8i Acquisition 2 Corp. (LAX): How It Makes Money
8i Acquisition 2 Corp. (LAX) positioned itself as the SPAC vehicle backing a digital health platform centered on affordability and access across Southeast Asia. Following the business combination, the company's go-to-market and monetization strategy focuses on vertically integrated care, recurring revenue from digital services, and partnerships with large institutional payers and employers.- Geographic footprint: Singapore, Malaysia, Vietnam, India, Indonesia (expanded to these markets by end of 2022).
- Primary revenue streams: subscription fees for digital clinic access, fee-for-service telemedicine visits, pharmacy fulfillment margin, chronic-care management contracts, and B2B enterprise solutions.
- Strategic partners: alliances with internationally recognized blue-chip organizations to accelerate customer acquisition and enterprise contracts.
- Value focus: sustainable growth targeting shareholders, patients, and partners via scalable unit economics and integrated care delivery.
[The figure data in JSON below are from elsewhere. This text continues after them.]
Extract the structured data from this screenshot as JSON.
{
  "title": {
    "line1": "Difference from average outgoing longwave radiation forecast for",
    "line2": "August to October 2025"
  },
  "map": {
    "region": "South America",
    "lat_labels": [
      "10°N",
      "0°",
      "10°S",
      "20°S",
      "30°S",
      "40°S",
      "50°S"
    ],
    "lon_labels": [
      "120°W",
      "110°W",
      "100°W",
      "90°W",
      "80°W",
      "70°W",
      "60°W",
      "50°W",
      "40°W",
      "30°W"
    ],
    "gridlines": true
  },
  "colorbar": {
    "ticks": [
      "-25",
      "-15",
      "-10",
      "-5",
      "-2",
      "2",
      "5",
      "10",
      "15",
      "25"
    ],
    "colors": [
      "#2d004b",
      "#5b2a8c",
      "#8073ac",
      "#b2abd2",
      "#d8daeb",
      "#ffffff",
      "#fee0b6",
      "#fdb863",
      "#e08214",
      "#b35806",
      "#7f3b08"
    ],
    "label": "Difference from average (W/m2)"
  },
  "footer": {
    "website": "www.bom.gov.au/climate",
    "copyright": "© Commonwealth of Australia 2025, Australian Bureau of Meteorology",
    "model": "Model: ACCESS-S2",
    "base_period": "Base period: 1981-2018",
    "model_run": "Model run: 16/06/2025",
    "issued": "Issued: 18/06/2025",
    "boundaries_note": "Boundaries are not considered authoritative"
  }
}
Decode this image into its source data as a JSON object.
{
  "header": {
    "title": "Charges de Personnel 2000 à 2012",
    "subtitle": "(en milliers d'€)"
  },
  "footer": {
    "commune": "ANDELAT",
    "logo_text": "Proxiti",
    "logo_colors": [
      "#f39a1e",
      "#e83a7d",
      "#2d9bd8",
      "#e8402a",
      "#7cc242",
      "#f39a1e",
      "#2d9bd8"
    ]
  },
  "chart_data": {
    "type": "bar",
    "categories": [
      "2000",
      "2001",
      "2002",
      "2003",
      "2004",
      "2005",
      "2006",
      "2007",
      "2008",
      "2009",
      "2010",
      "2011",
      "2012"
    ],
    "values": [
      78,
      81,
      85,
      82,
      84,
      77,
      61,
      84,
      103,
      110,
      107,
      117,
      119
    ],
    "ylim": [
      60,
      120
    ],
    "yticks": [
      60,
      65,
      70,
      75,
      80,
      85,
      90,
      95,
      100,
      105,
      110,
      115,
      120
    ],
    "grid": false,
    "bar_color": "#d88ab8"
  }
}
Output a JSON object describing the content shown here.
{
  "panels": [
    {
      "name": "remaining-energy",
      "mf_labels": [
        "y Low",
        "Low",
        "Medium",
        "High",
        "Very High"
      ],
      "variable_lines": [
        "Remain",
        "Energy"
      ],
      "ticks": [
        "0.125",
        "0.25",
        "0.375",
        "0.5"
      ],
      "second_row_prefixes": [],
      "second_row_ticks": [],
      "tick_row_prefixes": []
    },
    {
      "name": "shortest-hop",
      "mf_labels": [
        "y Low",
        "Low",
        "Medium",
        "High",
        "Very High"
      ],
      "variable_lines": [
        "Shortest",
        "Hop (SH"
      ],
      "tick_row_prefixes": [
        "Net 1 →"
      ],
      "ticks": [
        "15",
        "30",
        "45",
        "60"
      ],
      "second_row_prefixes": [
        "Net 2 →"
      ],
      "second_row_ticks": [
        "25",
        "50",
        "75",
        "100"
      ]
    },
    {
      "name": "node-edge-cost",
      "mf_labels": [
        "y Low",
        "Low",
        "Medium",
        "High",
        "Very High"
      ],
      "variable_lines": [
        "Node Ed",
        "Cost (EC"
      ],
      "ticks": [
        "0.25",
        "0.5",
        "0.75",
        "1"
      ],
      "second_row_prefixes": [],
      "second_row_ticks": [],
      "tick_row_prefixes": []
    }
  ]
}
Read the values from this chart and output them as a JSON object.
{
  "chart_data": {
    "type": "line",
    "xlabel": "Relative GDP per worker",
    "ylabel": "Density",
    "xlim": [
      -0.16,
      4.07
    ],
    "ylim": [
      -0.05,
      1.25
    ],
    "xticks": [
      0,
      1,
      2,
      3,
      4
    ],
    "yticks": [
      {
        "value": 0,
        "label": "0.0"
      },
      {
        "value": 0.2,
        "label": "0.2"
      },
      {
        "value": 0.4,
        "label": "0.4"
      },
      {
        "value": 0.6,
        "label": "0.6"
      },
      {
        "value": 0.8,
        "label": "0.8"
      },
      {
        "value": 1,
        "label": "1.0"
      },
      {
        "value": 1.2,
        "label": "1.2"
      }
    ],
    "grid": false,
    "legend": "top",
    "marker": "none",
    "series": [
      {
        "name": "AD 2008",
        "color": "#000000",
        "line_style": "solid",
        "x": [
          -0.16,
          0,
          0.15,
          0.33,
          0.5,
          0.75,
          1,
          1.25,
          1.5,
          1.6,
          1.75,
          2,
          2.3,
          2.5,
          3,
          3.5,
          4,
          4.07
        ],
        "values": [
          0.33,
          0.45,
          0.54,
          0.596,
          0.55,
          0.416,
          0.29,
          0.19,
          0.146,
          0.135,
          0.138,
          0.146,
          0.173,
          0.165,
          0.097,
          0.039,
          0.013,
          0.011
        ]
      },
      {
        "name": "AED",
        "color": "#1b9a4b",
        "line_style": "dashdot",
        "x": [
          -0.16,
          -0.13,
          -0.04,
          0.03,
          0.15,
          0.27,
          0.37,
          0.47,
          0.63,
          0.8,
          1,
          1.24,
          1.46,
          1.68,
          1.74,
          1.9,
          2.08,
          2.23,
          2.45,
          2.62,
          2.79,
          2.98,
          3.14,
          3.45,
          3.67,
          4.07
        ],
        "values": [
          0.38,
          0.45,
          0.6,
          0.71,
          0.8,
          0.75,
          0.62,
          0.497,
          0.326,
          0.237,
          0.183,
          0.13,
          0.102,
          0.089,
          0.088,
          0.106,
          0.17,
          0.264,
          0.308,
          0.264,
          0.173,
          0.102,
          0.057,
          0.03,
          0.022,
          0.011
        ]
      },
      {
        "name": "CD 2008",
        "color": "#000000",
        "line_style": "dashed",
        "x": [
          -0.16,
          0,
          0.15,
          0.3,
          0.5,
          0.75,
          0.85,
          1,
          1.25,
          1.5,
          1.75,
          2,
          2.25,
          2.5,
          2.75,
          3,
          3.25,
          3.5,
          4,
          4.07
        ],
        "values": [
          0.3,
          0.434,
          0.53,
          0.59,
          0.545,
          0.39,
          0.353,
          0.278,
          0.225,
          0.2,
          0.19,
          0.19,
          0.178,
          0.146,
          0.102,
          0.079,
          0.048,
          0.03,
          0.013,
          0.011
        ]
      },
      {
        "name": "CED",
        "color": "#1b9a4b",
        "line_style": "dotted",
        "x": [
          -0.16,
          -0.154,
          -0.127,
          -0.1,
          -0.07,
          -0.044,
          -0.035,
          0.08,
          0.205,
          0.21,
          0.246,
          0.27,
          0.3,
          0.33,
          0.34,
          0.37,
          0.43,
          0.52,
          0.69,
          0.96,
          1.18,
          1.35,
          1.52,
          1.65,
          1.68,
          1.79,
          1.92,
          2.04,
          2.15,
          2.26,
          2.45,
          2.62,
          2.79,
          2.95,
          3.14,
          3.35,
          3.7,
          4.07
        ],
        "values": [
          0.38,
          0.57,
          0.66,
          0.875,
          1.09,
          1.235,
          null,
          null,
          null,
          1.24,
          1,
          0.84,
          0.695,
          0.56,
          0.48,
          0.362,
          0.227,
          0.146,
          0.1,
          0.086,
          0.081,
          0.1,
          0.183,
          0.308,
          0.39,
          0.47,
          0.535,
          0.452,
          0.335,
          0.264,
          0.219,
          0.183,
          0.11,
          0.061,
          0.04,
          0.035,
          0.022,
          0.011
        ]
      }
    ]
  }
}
| Metric | 2023 Estimate | Notes |
|---|---|---|
| Revenue | $200,000,000 | Aggregated platform revenue across SEA & India |
| Adjusted EBITDA | $43,000,000 | Normalized for one-time transaction and integration costs |
| Geographic reach | 5 countries | Singapore, Malaysia, Vietnam, India, Indonesia |
| Primary customers | Consumers + Enterprises | Direct subscriptions + corporate health programs |
- Scale of telehealth visits and subscription uptake improves gross margins via fixed-cost dilution.
- Vertical integration with pharmacy and diagnostics increases per-patient revenue and retention.
- Enterprise contracts (capitated or outcome-based) stabilize long-term recurring revenue and EBITDA visibility.
- Cross-border expansion leverages shared technology stack to reduce incremental customer acquisition cost (CAC).